The ocean presents itself in a spectrum of colors, ranging from deep indigo in the open sea to bright turquoise or murky green near coastlines. The color observed is not an inherent property of the water molecules themselves, but rather a direct result of how sunlight interacts with the water and the materials suspended or dissolved within it. These differences in ocean color provide scientists with important data on the biological and physical composition of various marine environments.
The Baseline: Why the Ocean is Usually Blue
For the vast expanse of the open ocean, the characteristic blue color is a matter of physics involving how light interacts with water molecules. Sunlight contains the full spectrum of visible colors, each corresponding to a different wavelength. When this light penetrates the water’s surface, the water molecules selectively absorb the longer wavelengths of light, such as red, orange, and yellow, very quickly.
This absorption process leaves the shorter wavelengths, specifically blue and violet light, to travel much deeper into the water column. The blue light is then scattered by the water molecules, a phenomenon known as Rayleigh scattering, which redirects it in all directions. It is this scattered blue light that returns to the viewer’s eye, making deep, clear ocean water appear a rich blue hue.
The sheer volume and depth of the ocean amplify this light scattering effect, making the water appear blue. Any deviation from this deep blue signals the presence of other materials influencing the light transmission. The clarity of the water is a direct measure of how little dissolved or particulate matter is present to interfere with this natural blue scattering process.
The Primary Reason for Green: Phytoplankton
The shift from blue to green in ocean water is most often a biological signal, primarily caused by the presence of microscopic marine organisms called phytoplankton. These single-celled plants form the foundation of the marine food web and contain the green pigment chlorophyll. Chlorophyll captures light energy to perform photosynthesis, much like the leaves of terrestrial plants.
Crucially, chlorophyll molecules absorb light most efficiently in the blue and red parts of the spectrum to power their energy production. However, they reflect light in the green wavelengths. When phytoplankton populations are dense, the cumulative effect of billions of cells absorbing the blue light and reflecting the green light changes the water’s optical properties.
The concentration of chlorophyll effectively acts as a color filter, shifting the ocean’s appearance from deep blue toward a vibrant blue-green or even a murky green. Scientists use satellite instruments to measure the ratio of blue light to green light reflected from the ocean surface to estimate chlorophyll concentration. This technique allows for large-scale mapping of phytoplankton blooms and overall ocean productivity.

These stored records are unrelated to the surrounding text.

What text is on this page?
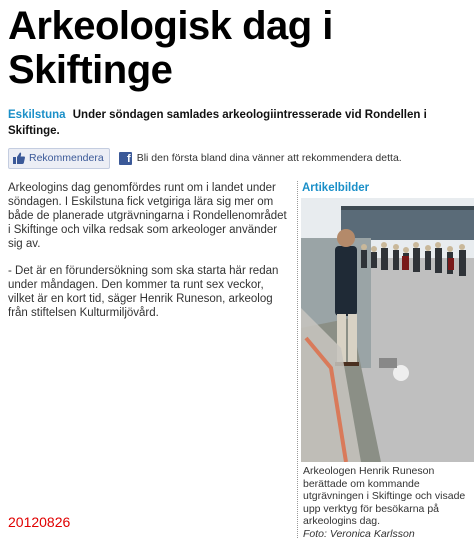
Arkeologisk dag i
Skiftinge
Eskilstuna Under söndagen samlades arkeologiintresserade vid Rondellen i Skiftinge.
Rekommendera	f Bli den första bland dina vänner att rekommendera detta.

Arkeologins dag genomfördes runt om i landet under söndagen. I Eskilstuna fick vetgiriga lära sig mer om både de planerade utgrävningarna i Rondellenområdet i Skiftinge och vilka redsak som arkeologer använder sig av.

- Det är en förundersökning som ska starta här redan under måndagen. Den kommer ta runt sex veckor, vilket är en kort tid, säger Henrik Runeson, arkeolog från stiftelsen Kulturmiljövård.

Artikelbilder
Arkeologen Henrik Runeson berättade om kommande utgrävningen i Skiftinge och visade upp verktyg för besökarna på arkeologins dag.
Foto: Veronica Karlsson
20120826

Other Factors Influencing Green Coloration
While phytoplankton are the main biological driver of green color, non-biological components also play a significant role, particularly in coastal regions. One such factor is the influx of terrigenous sediment, which includes fine particles of silt and clay carried by land runoff and rivers. These suspended particles increase the scattering of all wavelengths of light, leading to a turbid, less transparent appearance.
When a large river plume meets the ocean, the water can take on a brownish-green or opaque color because the sediment scatters the light indiscriminately. This high amount of scattering overwhelms the water’s natural blue scattering and the effects of biological pigments. This is a common occurrence near river mouths or after large storms that churn up the seabed in shallow areas.
Another factor is Colored Dissolved Organic Matter (CDOM), also known as yellow substance. CDOM is a complex mixture of organic molecules derived from the decay of plant and animal matter, both on land and in the sea. This dissolved material strongly absorbs blue and ultraviolet light, much like a dark tea stain.
Because CDOM removes the blue wavelengths from the water, the remaining reflected light appears yellow or yellow-brown. When this yellow hue mixes with the blue light scattered by the water, the resulting color is a shade of green. CDOM concentrations are much higher in coastal areas and estuaries due to the inflow of river water, explaining why nearshore waters are often more yellow-green than the open ocean.